The episode of Archegos is the latest in a long history of explosions to reveal that while Wall Street banks claim to be incomparable at collecting information relevant to investing, they often struggle to know what is happening next door. This shortfall is linked to the liquidation of Archegos as it seems clear that the banks only realized too late that they were holding similar positions, with malignant implications for efforts to prevent markets in these stocks. to continue to fall.
“One can suspect that this person might be doing this trade with a bunch of other people,” said Jay Dweck, former head of trading and risk management at Goldman and Morgan Stanley and now consults with banks and hedges. funds. “But no one knows the aggregate.”
Archegos’ steep losses come as a board of major U.S. regulators, known as the Financial Stability Oversight Council, is already due to meet on Wednesday to discuss hedge fund activity during the crisis triggered by the pandemic. The meeting is the first of the Biden administration’s risk board, which has pledged to look at financial weaknesses revealed by the market turmoil triggered by a pandemic from March 2020. The board is made up of the heads of the department’s department. Treasury, Fed and other agencies. .

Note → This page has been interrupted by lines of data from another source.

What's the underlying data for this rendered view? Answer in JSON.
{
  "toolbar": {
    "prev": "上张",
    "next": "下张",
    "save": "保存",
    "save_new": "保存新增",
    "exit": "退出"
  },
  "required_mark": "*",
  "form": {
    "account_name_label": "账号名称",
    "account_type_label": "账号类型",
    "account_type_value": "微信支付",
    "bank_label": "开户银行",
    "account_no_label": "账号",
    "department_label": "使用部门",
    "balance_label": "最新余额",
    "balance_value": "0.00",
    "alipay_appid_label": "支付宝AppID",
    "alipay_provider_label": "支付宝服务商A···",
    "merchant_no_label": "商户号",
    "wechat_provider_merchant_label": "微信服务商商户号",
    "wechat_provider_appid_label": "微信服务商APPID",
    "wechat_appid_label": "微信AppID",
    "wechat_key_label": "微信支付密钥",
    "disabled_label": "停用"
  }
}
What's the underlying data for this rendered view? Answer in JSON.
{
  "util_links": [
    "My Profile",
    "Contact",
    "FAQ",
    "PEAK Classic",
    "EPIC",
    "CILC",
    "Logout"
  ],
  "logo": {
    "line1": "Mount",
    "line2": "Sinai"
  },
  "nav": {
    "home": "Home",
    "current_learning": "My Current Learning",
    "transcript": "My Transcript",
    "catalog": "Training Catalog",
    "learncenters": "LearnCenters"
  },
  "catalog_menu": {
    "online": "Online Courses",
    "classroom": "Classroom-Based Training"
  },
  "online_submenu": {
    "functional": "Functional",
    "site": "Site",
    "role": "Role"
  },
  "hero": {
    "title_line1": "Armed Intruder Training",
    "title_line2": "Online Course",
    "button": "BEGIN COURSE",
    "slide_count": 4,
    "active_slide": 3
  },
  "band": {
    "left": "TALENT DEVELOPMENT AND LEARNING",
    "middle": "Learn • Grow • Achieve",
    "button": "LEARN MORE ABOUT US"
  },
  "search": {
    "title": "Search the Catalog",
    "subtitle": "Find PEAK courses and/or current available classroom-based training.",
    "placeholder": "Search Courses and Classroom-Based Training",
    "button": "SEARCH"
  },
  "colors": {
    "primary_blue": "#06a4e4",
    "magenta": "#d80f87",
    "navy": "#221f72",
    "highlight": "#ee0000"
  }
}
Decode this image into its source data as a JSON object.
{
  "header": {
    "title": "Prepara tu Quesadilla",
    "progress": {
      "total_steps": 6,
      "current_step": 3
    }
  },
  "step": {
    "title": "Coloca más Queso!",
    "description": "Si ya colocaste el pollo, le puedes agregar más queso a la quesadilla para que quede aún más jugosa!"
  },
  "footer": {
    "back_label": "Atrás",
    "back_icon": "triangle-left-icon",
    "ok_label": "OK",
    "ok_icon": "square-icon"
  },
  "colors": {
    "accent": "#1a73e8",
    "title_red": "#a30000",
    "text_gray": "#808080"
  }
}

Dweck, the consultant, pointed to a case many on Wall Street are hearing echoes of this week: Long-Term Capital Management, a huge hedge fund that exploded in 1998. Companies haven’t learned the full extent of the market’s problems. hedge fund only when government officials summoned them to Long-Term’s offices to review its files, he said.
“The bottom line is you’re going to have stuff like that,” Dweck said.
– Quentin Webb, Justin Baer, and Peter Rudegeair contributed to this article.